Park Dae-hoon, another teacher with more than 30 years of experience, tells a similar story.

“When teachers try to discipline students about hate speech, other students laugh along and join in, say they're just playing around and not to take it so seriously or ask if the teacher is a leftist,” Park said.

He added that many students learn hate speech through memes and clips on platforms like YouTube Shorts and Instagram Reels.

“Only a few genuinely hold far-right views. Most are driven by a sense of superiority from being the first to encounter such content and spread it among peers,” Park said.

The teacher also said it is notable that most of the hate speech in Korean classrooms target victims of domestic tragedies or historical figures, while many other countries tend to direct such hatred at other ethnic groups or nations.

Experts say this domestic focus reflects both Korea's demographic makeup and a broader tendency to scapegoat the vulnerable when no visible outside target exists.

Kim Yun-tae, a sociology professor at Korea University, said the country's relatively homogeneous population and its online media landscape both play a role.

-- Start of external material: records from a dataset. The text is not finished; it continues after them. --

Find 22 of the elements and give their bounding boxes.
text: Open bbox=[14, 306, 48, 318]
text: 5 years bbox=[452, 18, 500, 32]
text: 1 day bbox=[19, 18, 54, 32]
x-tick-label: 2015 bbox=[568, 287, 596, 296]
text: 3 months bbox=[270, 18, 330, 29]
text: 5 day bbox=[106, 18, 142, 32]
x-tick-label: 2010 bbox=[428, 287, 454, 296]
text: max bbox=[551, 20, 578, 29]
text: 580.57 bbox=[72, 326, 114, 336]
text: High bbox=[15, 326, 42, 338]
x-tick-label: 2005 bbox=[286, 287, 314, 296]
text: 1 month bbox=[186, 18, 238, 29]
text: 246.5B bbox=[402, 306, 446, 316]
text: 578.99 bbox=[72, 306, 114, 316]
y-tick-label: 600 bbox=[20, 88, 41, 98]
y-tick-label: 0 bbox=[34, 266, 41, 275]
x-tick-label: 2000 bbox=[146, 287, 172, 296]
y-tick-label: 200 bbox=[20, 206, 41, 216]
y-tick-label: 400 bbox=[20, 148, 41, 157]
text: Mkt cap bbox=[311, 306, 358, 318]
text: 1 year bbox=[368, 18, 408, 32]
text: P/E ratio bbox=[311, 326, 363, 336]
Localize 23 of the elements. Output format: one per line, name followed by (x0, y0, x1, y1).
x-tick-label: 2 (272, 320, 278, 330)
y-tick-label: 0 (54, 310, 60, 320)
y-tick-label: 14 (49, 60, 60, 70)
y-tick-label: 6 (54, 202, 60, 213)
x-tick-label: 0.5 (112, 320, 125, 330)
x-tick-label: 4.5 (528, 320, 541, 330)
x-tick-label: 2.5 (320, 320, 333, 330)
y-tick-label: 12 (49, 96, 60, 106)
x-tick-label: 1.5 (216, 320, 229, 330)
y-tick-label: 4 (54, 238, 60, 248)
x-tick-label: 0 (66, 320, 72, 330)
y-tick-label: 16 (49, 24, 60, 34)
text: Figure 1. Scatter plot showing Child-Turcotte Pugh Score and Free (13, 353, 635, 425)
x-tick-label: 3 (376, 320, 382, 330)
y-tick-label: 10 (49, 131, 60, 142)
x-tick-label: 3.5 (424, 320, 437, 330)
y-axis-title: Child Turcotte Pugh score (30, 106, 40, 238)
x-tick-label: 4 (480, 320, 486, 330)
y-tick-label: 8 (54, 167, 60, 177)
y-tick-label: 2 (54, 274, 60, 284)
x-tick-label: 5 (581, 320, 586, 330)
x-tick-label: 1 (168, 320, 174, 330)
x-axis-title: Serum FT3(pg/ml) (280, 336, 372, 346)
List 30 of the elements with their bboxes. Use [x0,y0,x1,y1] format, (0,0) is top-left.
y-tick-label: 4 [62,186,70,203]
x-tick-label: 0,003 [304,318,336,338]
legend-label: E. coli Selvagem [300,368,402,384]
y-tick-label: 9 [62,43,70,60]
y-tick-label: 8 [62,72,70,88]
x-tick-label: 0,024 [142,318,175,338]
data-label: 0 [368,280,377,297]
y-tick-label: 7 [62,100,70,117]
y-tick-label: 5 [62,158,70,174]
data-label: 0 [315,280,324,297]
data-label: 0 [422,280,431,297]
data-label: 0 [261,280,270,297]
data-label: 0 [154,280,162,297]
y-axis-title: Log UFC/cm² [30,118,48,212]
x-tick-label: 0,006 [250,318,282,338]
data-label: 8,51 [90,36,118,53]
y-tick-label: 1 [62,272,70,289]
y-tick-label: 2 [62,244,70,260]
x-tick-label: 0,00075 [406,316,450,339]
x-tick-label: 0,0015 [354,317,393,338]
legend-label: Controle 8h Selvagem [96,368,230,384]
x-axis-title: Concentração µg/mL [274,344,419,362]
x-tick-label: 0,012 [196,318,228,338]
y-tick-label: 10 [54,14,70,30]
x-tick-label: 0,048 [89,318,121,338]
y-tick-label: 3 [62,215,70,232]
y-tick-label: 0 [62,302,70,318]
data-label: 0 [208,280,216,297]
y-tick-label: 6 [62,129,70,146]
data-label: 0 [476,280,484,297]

“Korea has a comparatively small foreign population compared to Europe or the United States, meaning there are fewer minorities from abroad who could become targets of hate speech,” Kim said.

Far-right YouTubers and communities like Ilbe are the main source of hateful content, Kim said, adding that memes attacking progressives have spread to YouTube, often consumed by students as jokes without knowing the political context to understand them.

Kim added that online hate also extends to other marginalized groups, including Chinese people, ethnic Koreans from China, people with disabilities and women.

Seol Dong-hoon, a sociology professor at Jeonbuk National University, offered a broader framework, noting when people mock or hate, they typically target those defined as outside one's own group — often immigrants or a different ethnicity.

“But when no such visible other exists, people create victims from within the group, scapegoating other minorities and the vulnerable,” Seol said.

Seol added that the hate speech now common in classrooms follows the same pattern, targeting people who pose no real threat, and hate at its core is an unconditional rejection of the vulnerable.

The professor pointed to medieval Europe's witch hunts as an example, where the women targeted belonged to the same group as their persecutors but were simply old or sick, accused of contaminating society despite having no real power to do so.

“A culture of hate can target anyone. Without an outside other, people look within their own group, finding someone else if none exists. Seeking out minorities is the essence of hate,” Seol said.